DMCM: a potent convulsive benzodiazepine receptor ligand.[Pubmed:6317396]
Eur J Pharmacol. 1983 Oct 14;94(1-2):117-24.
DMCM (methyl 6,7-dimethoxy-4-ethyl-beta-carboline-3-carboxylate) is a very potent convulsant with high affinity for specific benzodiazepine binding sites. A number of compounds were compared for their ability to prevent seizures induced by DMCM and pentylenetetrazol. DMCM seizures were antagonized by benzodiazepine (BZ) receptor antagonists, such as Ro 15-1788, CGS 8216 and several beta-carboline-3-carboxylates, which all fail to inhibit pentylenetetrazol seizures.

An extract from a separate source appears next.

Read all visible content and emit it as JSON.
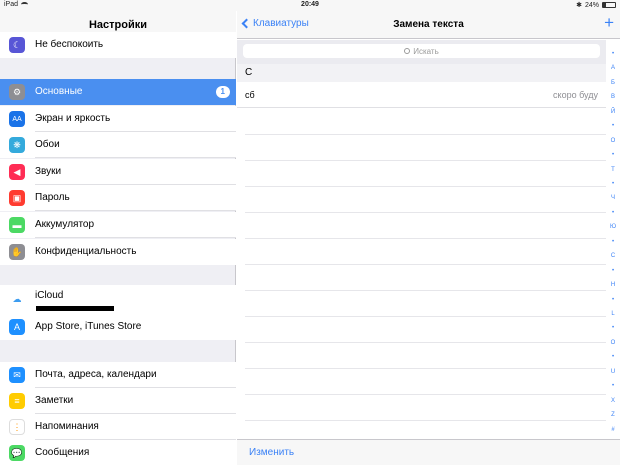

The benzodiazepines diazepam, clonazepam and lorazepam as well as valproate, ethosuximid, phenobarbital, primidone, diphenylhydantoin and carbamazepine antagonized both DMCM and pentylenetetrazol. Muscimol and gamma-vinyl-GABA did not inhibit DMCM seizures whereas THIP showed a weak and selective effect against DMCM. Valproate showed a relatively potent (60 mg/kg i.p.) and competitive antagonism of short duration. Baclofen antagonized DMCM at 3 mg/kg. Valproate and baclofen were at least 5 times more potent against DMCM-induced than against pentylenetetrazol-induced seizures. DMCM most probably induces the seizures by selective impairment of the functions mediated by the GABA/BZ receptor-chloride channel complex (inverse agonism) and therefore differs from GABA receptor blockers.